I find it interesting that I am thinking of him so much these days. I moved into a new house over the summer. As part of the moving process, I pulled all of my old abstract paintings from storage and relocated them to my new address. Perhaps this is the root of this emerging memory of a professor I hadn't given much thought to recently. But perhaps it has more to do with what I have been reading of late. I see a connection between Dunlap's theory of art, called Art Exhibitionism by Petrick, and the book Praise Habit by David Crowder.

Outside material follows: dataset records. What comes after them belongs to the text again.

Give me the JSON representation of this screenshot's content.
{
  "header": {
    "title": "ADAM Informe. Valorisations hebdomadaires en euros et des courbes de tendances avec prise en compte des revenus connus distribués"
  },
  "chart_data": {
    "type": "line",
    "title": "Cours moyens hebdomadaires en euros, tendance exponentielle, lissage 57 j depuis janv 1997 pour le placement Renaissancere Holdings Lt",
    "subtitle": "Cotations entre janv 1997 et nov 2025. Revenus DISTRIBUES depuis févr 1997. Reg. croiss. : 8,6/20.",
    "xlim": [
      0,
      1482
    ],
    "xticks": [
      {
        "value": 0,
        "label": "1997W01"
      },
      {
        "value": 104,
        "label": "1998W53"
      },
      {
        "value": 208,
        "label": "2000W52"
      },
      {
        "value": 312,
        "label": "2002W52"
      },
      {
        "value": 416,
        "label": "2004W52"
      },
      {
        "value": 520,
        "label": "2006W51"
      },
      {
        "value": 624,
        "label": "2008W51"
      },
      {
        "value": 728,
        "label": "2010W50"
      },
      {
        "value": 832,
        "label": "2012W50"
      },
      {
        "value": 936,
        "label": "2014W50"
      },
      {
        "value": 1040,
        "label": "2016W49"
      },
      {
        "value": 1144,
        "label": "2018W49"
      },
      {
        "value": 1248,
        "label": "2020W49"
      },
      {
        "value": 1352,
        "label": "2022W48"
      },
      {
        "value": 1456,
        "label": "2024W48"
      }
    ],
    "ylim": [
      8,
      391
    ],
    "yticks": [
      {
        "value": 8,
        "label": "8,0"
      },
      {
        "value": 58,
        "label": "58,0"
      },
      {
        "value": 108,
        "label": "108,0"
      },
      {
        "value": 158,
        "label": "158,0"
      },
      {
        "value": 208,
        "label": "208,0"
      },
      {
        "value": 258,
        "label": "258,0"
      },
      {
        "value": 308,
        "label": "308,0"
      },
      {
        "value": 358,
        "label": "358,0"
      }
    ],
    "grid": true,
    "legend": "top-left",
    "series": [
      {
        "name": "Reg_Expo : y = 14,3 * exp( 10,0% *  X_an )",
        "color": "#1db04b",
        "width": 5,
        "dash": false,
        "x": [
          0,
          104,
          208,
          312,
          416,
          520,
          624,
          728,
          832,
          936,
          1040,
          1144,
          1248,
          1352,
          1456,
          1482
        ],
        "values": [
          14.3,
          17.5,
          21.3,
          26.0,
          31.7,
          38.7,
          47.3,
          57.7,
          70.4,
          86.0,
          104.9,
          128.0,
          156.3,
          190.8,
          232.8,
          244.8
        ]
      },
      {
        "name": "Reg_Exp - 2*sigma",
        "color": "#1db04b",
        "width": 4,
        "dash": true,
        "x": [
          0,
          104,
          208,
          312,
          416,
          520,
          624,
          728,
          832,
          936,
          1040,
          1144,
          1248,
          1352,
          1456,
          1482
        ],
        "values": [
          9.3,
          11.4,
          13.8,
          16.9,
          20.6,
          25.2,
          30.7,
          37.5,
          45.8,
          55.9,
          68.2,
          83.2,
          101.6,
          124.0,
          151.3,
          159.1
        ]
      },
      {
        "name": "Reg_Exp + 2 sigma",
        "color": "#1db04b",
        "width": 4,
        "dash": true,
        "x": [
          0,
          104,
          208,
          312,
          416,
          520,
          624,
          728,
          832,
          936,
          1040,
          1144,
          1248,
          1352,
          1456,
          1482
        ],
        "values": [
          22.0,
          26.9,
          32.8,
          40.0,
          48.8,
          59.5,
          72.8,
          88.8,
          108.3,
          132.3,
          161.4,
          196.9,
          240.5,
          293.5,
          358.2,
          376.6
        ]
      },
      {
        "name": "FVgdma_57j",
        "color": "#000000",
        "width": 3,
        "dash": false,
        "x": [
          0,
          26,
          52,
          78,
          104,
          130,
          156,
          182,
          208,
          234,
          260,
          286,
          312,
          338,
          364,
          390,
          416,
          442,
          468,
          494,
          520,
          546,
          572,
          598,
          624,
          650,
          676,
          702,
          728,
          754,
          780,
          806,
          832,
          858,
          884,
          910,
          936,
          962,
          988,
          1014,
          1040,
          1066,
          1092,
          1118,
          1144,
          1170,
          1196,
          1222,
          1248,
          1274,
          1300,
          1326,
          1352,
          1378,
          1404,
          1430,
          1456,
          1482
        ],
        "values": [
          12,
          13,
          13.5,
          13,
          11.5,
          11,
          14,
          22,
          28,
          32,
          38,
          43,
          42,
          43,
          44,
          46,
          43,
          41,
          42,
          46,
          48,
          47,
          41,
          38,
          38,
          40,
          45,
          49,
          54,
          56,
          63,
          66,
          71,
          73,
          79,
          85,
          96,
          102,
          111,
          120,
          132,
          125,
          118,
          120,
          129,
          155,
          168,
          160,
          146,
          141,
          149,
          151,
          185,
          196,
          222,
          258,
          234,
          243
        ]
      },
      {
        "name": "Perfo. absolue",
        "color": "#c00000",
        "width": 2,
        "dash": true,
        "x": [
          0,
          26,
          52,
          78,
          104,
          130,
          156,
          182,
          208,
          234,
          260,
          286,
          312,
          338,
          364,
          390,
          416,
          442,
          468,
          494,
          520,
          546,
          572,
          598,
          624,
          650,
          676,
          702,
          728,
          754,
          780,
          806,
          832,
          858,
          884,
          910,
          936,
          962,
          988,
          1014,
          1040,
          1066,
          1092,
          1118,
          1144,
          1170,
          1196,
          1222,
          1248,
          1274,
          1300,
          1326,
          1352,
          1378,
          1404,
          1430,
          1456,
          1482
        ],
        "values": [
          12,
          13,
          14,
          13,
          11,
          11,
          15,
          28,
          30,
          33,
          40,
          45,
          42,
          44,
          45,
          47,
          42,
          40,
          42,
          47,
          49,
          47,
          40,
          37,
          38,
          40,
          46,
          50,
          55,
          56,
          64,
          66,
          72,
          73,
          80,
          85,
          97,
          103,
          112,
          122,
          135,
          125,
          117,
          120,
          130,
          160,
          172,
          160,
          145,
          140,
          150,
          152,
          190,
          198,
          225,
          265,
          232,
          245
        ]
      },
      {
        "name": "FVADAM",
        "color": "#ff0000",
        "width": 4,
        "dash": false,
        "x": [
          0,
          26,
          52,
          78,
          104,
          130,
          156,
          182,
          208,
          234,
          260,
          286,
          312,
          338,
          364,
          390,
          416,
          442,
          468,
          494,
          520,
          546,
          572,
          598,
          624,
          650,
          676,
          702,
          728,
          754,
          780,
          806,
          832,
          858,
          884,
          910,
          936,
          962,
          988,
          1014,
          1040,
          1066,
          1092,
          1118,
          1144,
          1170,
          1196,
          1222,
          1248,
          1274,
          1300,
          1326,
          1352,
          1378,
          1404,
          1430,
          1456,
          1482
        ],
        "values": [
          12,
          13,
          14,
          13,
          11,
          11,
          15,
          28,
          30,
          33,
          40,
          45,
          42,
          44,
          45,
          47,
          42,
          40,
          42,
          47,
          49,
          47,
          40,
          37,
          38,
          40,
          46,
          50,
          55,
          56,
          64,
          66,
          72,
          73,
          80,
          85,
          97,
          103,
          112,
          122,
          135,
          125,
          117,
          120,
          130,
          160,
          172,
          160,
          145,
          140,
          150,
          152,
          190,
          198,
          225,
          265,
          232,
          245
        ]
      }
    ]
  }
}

Be glad, good people! Fly to GOD! Good-hearted people, make praise your habit.
--Psalm 64:10 MSG remix
The crux of Crowder's book is that praise is something we are, not something we do. If you are stuck in the old paradigm that praise consists only of singing a couple mediocre songs on Sunday morning, you are missing the point. David Crowder, the leader of his own postmodern/experiemental/emergent worship band/experience opens the reader up to a new way of thinking about praise. It is a new perspective, a lifestyle, not an event. Crowder, using techniques of Sacred Reading (lectio divina) reflects on psalms, writing new parables, poems and short tales about how they effect him. He explains how to develop a habit of praise in your everyday life. A praise habit is not just possible; it’s essential. Its the very reason we were created. We must strive to live in constant awe of God and watch what He does next.
I feel this connection between my artistic nature and my growing pursuit of a praise habit. I see the process of art making more and more intergrated with the idea of worship.
Art Exhibitionism: David Dunlap is a cultivator of relationships, a planter of conceptual seeds, a harvester of images, and a packager of the fruits of his obsessive creative labors in exhibitions that seem to accrete into place like a tantalizingly wonder-filled coral reef.
Doesn't that description sound like what we want here in our little emerging church movement? Don't we want to be cultivating relationships? I want to plant conceptual seeds, and oh, the harvest! Oh the fruits of our creative labor. And ever I aspire for my worship to grow into a tantalizingly wonder-filled coral reef.